The monarch butterfly is known for its amazing annual spring and fall migration – from wintering grounds in Mexico in the spring northward across North America then reversing in fall and returning to Mexico, a trip of more than 2,000 miles (one way) for many of these hardy bugs. This migration is a biological mystery. Most adult butterflies live about a month or so. Their primary function is to propagate the species. It has often been said that a butterfly is just the breeding stage of a caterpillar. But the last emerging monarch of the summer doesn’t fit this mold. It is not sexually mature when it leaves the chrysalis. Instead, it turns south and heads for Mexico. It will not sexually mature for six to eight months, when it leaves Mexico in the spring and heads back to North America where it will emerge from reproductive diapause and begin the common cycle of breeding, egg-laying and then the adult will go to that happy butterfly garden in the sky, while the egg hatches, the caterpillar grows, then pupates and the chrysalis opens to reveal another generation of monarch butterfly. The other part of the migration mystery is maybe, even more, intriguing. The animal that eventually turns south, towards Mexico, is as many as four (or more) generations removed from the animal that left Mexico in the spring. How this creatures finds its way back to the same area in the mountains of central Mexico every fall is a wonder.
The monarch population took a big hit just a few years ago. The 2013 winter population in Mexico was estimated at about 33 million, the lowest number ever recorded. There is no way to be sure about what caused this precipitous decline but scientists believe the major culprits were habitat loss and/or degradation and the widespread use of herbicides and pesticides.
This winter, things are looking up. Overwintering monarchs in Mexico covered about 10 acres of forest. The number was estimated to be about 140 million butterflies tripling last year’s numbers. Scientists are pleased with the uptick and are cautiously optimistic that a monarch recovery may be underway. But there is still a ways to go. A summit held in 2014 set a target of 15 acres (6 hectares) of overwintering monarchs by 2020. While scientists think this would provide a stable population of monarchs it is only a third of the area covered in orange and black back in 1996 – 1997.

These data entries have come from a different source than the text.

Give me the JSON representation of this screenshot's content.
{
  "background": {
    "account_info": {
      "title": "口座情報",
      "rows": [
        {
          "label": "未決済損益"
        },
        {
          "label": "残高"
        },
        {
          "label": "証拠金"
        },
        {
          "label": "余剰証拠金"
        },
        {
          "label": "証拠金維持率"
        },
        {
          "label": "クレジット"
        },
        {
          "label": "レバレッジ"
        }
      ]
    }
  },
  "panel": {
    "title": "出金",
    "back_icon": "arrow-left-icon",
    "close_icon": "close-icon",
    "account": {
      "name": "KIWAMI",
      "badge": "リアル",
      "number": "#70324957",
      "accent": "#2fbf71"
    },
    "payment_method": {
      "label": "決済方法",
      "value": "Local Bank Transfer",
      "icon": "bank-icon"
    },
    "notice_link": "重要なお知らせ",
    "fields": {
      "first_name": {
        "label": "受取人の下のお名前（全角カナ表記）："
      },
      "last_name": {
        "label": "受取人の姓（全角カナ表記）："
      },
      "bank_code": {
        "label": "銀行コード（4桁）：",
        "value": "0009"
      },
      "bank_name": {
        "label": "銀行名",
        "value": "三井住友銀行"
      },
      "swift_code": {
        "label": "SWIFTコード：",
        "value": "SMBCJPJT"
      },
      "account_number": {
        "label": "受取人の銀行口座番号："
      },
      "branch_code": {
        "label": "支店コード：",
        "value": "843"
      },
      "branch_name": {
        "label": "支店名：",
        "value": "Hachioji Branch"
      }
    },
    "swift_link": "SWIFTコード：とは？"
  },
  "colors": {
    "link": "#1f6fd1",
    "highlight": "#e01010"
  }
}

One simple thing that everyone/anyone can do to help monarchs is plant milkweed. It doesn’t take a stand of acres and acres – add a few plants to your wildflower garden or backyard habitat – it really makes a difference, as milkweed is the primary host plant of the monarch. Planting different species of milkweed that mature at different times helps ensure there will be available plants when monarchs need them.
There are other ways to help the monarch too – like recording and reporting migrants. Some websites that show how individuals can help include http://www.monarchwatch.org/ and http://monarchjointventure.org/ or just Google monarch butterfly.
We need to help fill the skies with black and orange.